Wednesday, March 2, 2011

Things This Week

First off, some sad news. The Fish and Wildlife Service has concluded that the eastern cougar subspecies is extinct and should be removed from the Endangered Species List. This isn't particularly surprising. Cougars were largely hunted down as pests, nuisances, and threats to livestock and people in the east long ago. That, combined with the massive destruction of habitat, ever-increasing surburbanization and sprawl, and the fragmentation of what little suitable habitat once existed into ever more isolated biological islands and large predators stand no chance of survival. To tie this in with parks a little bit, While often highly developed and connected to infrastructure, parks can provide protections for core biomes, and when all the public and private stakeholders are on board, can provide the anchor for regional management plans that enable species to have a foothold for recovery from which they can radiate into adjacent suitable areas.

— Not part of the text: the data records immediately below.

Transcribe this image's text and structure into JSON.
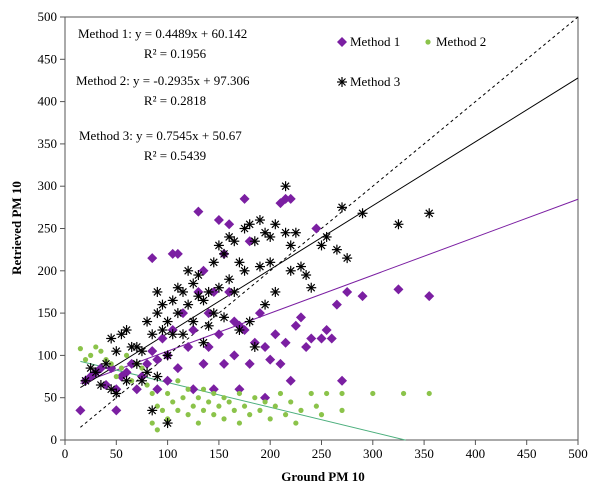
{
  "chart_data": {
    "type": "scatter",
    "title": "",
    "xlabel": "Ground PM 10",
    "ylabel": "Retrieved PM 10",
    "xlim": [
      0,
      500
    ],
    "ylim": [
      0,
      500
    ],
    "xticks": [
      0,
      50,
      100,
      150,
      200,
      250,
      300,
      350,
      400,
      450,
      500
    ],
    "yticks": [
      0,
      50,
      100,
      150,
      200,
      250,
      300,
      350,
      400,
      450,
      500
    ],
    "tick_labels_x": [
      "0",
      "50",
      "100",
      "150",
      "200",
      "250",
      "300",
      "350",
      "400",
      "450",
      "500"
    ],
    "tick_labels_y": [
      "0",
      "50",
      "100",
      "150",
      "200",
      "250",
      "300",
      "350",
      "400",
      "450",
      "500"
    ],
    "grid": false,
    "legend_position": "top-right",
    "series": [
      {
        "name": "Method 1",
        "marker": "diamond",
        "color": "#7b1fa2",
        "points": [
          [
            15,
            35
          ],
          [
            20,
            70
          ],
          [
            25,
            75
          ],
          [
            30,
            80
          ],
          [
            35,
            85
          ],
          [
            40,
            65
          ],
          [
            45,
            85
          ],
          [
            50,
            35
          ],
          [
            50,
            60
          ],
          [
            55,
            75
          ],
          [
            60,
            80
          ],
          [
            65,
            90
          ],
          [
            70,
            60
          ],
          [
            75,
            75
          ],
          [
            80,
            90
          ],
          [
            85,
            215
          ],
          [
            85,
            105
          ],
          [
            90,
            95
          ],
          [
            90,
            60
          ],
          [
            95,
            120
          ],
          [
            100,
            100
          ],
          [
            100,
            70
          ],
          [
            105,
            220
          ],
          [
            105,
            130
          ],
          [
            110,
            220
          ],
          [
            110,
            85
          ],
          [
            115,
            150
          ],
          [
            120,
            110
          ],
          [
            125,
            130
          ],
          [
            125,
            60
          ],
          [
            130,
            270
          ],
          [
            130,
            175
          ],
          [
            135,
            90
          ],
          [
            135,
            200
          ],
          [
            140,
            110
          ],
          [
            140,
            150
          ],
          [
            145,
            175
          ],
          [
            145,
            60
          ],
          [
            150,
            260
          ],
          [
            150,
            125
          ],
          [
            155,
            220
          ],
          [
            155,
            90
          ],
          [
            160,
            255
          ],
          [
            160,
            175
          ],
          [
            165,
            140
          ],
          [
            165,
            100
          ],
          [
            170,
            135
          ],
          [
            170,
            60
          ],
          [
            175,
            285
          ],
          [
            175,
            130
          ],
          [
            180,
            235
          ],
          [
            180,
            90
          ],
          [
            185,
            115
          ],
          [
            190,
            150
          ],
          [
            195,
            110
          ],
          [
            195,
            50
          ],
          [
            200,
            95
          ],
          [
            205,
            125
          ],
          [
            210,
            280
          ],
          [
            210,
            90
          ],
          [
            215,
            285
          ],
          [
            215,
            115
          ],
          [
            220,
            285
          ],
          [
            220,
            70
          ],
          [
            225,
            135
          ],
          [
            230,
            145
          ],
          [
            235,
            110
          ],
          [
            240,
            120
          ],
          [
            245,
            250
          ],
          [
            250,
            120
          ],
          [
            255,
            130
          ],
          [
            260,
            120
          ],
          [
            265,
            160
          ],
          [
            270,
            70
          ],
          [
            275,
            175
          ],
          [
            290,
            170
          ],
          [
            325,
            178
          ],
          [
            355,
            170
          ]
        ]
      },
      {
        "name": "Method 2",
        "marker": "circle",
        "color": "#8bc34a",
        "points": [
          [
            15,
            108
          ],
          [
            20,
            95
          ],
          [
            25,
            100
          ],
          [
            30,
            110
          ],
          [
            35,
            105
          ],
          [
            40,
            95
          ],
          [
            45,
            90
          ],
          [
            50,
            75
          ],
          [
            55,
            85
          ],
          [
            60,
            100
          ],
          [
            65,
            70
          ],
          [
            70,
            90
          ],
          [
            75,
            85
          ],
          [
            80,
            65
          ],
          [
            85,
            55
          ],
          [
            85,
            20
          ],
          [
            90,
            40
          ],
          [
            90,
            12
          ],
          [
            95,
            35
          ],
          [
            100,
            55
          ],
          [
            100,
            25
          ],
          [
            105,
            45
          ],
          [
            110,
            35
          ],
          [
            110,
            70
          ],
          [
            115,
            50
          ],
          [
            120,
            30
          ],
          [
            120,
            60
          ],
          [
            125,
            40
          ],
          [
            130,
            50
          ],
          [
            130,
            20
          ],
          [
            135,
            35
          ],
          [
            135,
            60
          ],
          [
            140,
            45
          ],
          [
            145,
            30
          ],
          [
            145,
            55
          ],
          [
            150,
            40
          ],
          [
            155,
            50
          ],
          [
            155,
            25
          ],
          [
            160,
            45
          ],
          [
            165,
            35
          ],
          [
            170,
            55
          ],
          [
            170,
            20
          ],
          [
            175,
            40
          ],
          [
            180,
            30
          ],
          [
            185,
            50
          ],
          [
            190,
            35
          ],
          [
            195,
            45
          ],
          [
            200,
            25
          ],
          [
            205,
            40
          ],
          [
            210,
            55
          ],
          [
            215,
            30
          ],
          [
            220,
            45
          ],
          [
            225,
            20
          ],
          [
            230,
            35
          ],
          [
            240,
            55
          ],
          [
            245,
            40
          ],
          [
            250,
            30
          ],
          [
            255,
            55
          ],
          [
            270,
            55
          ],
          [
            270,
            35
          ],
          [
            300,
            55
          ],
          [
            330,
            55
          ],
          [
            355,
            55
          ]
        ]
      },
      {
        "name": "Method 3",
        "marker": "asterisk",
        "color": "#000000",
        "points": [
          [
            20,
            70
          ],
          [
            25,
            85
          ],
          [
            30,
            80
          ],
          [
            35,
            65
          ],
          [
            40,
            90
          ],
          [
            45,
            120
          ],
          [
            45,
            60
          ],
          [
            50,
            105
          ],
          [
            50,
            55
          ],
          [
            55,
            125
          ],
          [
            60,
            130
          ],
          [
            60,
            70
          ],
          [
            65,
            110
          ],
          [
            70,
            110
          ],
          [
            70,
            90
          ],
          [
            75,
            105
          ],
          [
            75,
            70
          ],
          [
            80,
            140
          ],
          [
            80,
            80
          ],
          [
            85,
            125
          ],
          [
            85,
            35
          ],
          [
            90,
            175
          ],
          [
            90,
            150
          ],
          [
            90,
            75
          ],
          [
            95,
            160
          ],
          [
            95,
            130
          ],
          [
            100,
            140
          ],
          [
            100,
            100
          ],
          [
            100,
            20
          ],
          [
            105,
            165
          ],
          [
            105,
            125
          ],
          [
            110,
            180
          ],
          [
            110,
            150
          ],
          [
            115,
            175
          ],
          [
            115,
            125
          ],
          [
            120,
            200
          ],
          [
            120,
            160
          ],
          [
            125,
            185
          ],
          [
            125,
            140
          ],
          [
            130,
            195
          ],
          [
            130,
            170
          ],
          [
            135,
            165
          ],
          [
            135,
            115
          ],
          [
            140,
            175
          ],
          [
            140,
            135
          ],
          [
            145,
            210
          ],
          [
            145,
            150
          ],
          [
            150,
            230
          ],
          [
            150,
            180
          ],
          [
            155,
            220
          ],
          [
            155,
            145
          ],
          [
            160,
            240
          ],
          [
            160,
            190
          ],
          [
            165,
            235
          ],
          [
            165,
            175
          ],
          [
            170,
            210
          ],
          [
            170,
            130
          ],
          [
            175,
            250
          ],
          [
            175,
            200
          ],
          [
            180,
            255
          ],
          [
            180,
            140
          ],
          [
            185,
            235
          ],
          [
            185,
            110
          ],
          [
            190,
            260
          ],
          [
            190,
            205
          ],
          [
            195,
            245
          ],
          [
            195,
            160
          ],
          [
            200,
            240
          ],
          [
            200,
            210
          ],
          [
            205,
            255
          ],
          [
            205,
            175
          ],
          [
            215,
            300
          ],
          [
            215,
            245
          ],
          [
            220,
            230
          ],
          [
            220,
            200
          ],
          [
            225,
            245
          ],
          [
            230,
            205
          ],
          [
            235,
            195
          ],
          [
            240,
            180
          ],
          [
            250,
            230
          ],
          [
            255,
            240
          ],
          [
            265,
            225
          ],
          [
            270,
            275
          ],
          [
            275,
            215
          ],
          [
            290,
            268
          ],
          [
            325,
            255
          ],
          [
            355,
            268
          ]
        ]
      }
    ],
    "trendlines": [
      {
        "series": "Method 1",
        "color": "#7b1fa2",
        "slope": 0.4489,
        "intercept": 60.142,
        "x_range": [
          15,
          500
        ]
      },
      {
        "series": "Method 2",
        "color": "#4caf7d",
        "slope": -0.2935,
        "intercept": 97.306,
        "x_range": [
          15,
          332
        ]
      },
      {
        "series": "Method 3",
        "color": "#000000",
        "slope": 0.7545,
        "intercept": 50.67,
        "x_range": [
          15,
          500
        ]
      },
      {
        "series": "1:1",
        "color": "#000000",
        "dashed": true,
        "slope": 1,
        "intercept": 0,
        "x_range": [
          15,
          500
        ]
      }
    ],
    "annotations": [
      {
        "id": "m1-eq",
        "text": "Method 1: y = 0.4489x + 60.142"
      },
      {
        "id": "m1-r2",
        "text": "R² = 0.1956"
      },
      {
        "id": "m2-eq",
        "text": "Method 2: y = -0.2935x + 97.306"
      },
      {
        "id": "m2-r2",
        "text": "R² = 0.2818"
      },
      {
        "id": "m3-eq",
        "text": "Method 3: y = 0.7545x + 50.67"
      },
      {
        "id": "m3-r2",
        "text": "R² = 0.5439"
      }
    ]
  }
}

It's also National Invasive Species Awareness Week. This is a worldwide problem that can have widespread economic as well as environmental effects, including in urban areas. Parks are not exempt. They are not sealed biodomes and species, including people and those that we carry with us whether intentionally or not, freely cross their boundaries. Nature doesn't care about arbitrary lines on a map. Of parks I've been to, several have notable invasive species problems. The Everglades have perhaps the most famous invader, the Burmese Python. Certainly it has led to battles with one of the apex predators native to the park, but it has also done damage to endangered species that are already under pressure from water diversion, pollution, and encroachment by a growing Miami metro area.

I didn't see any snakes when I was in the Everglades, but I did see the effects of invasive species in Hawaii. Kahili Ginger is a hardy, widespread, and nasty invader. It crowds out all the native understory flora and is almost impossible to kill except through a plant by plant cut and treat (with herbicides) approach. This meant that in some parts of the rain forest at Hawaii Volcanoes the understory was choked with ginger plants, with hardly any others visible except for the occasional tree. When they are flowering they can be quite pretty, but I'd prefer to see what is supposed to be there. There's beauty in that. There can be a long philosophical debate about how "natural" it is to go around "restoring" a landscape and whether such a landscape is any less artificial than one filled with invasives, attractive or not, deliberately placed or not, but that's not what I'm doing here (I have addressed it elsewhere, as have many others far more knowledgeable than I am). Native species are under enough attack, we don't need to go about making it worse by acting to save noxious pests that damage their range.

Even more damaging to Hawaiian species have been invaders whose effects are generally only visible in the voids they create. Specifically the combination of avian malaria and feral pigs has caused massive destruction of the native bird population, many species of which are on the brink of extinction. Invasives put even more pressure on species already threatened with massive habitat loss.

It's also necessary to watch out for unintended consequences. Rats (another invasive) were a problem in the Virgin Islands (though the main objection at the time was destruction of sugar cane) so plantation managers imported the mongoose from India to control them. This failed because rats are nocturnal and sleep in trees while the mongoose is a daylight hunter. The rats were unaffected and other sensitive species paid the price. So beware solutions that require further solutions, if only it were as easy as Principle Skinner's needle snakes and gorillas solution.

So happy NISAW everyone. And if you see something on that list, I hope it tastes good.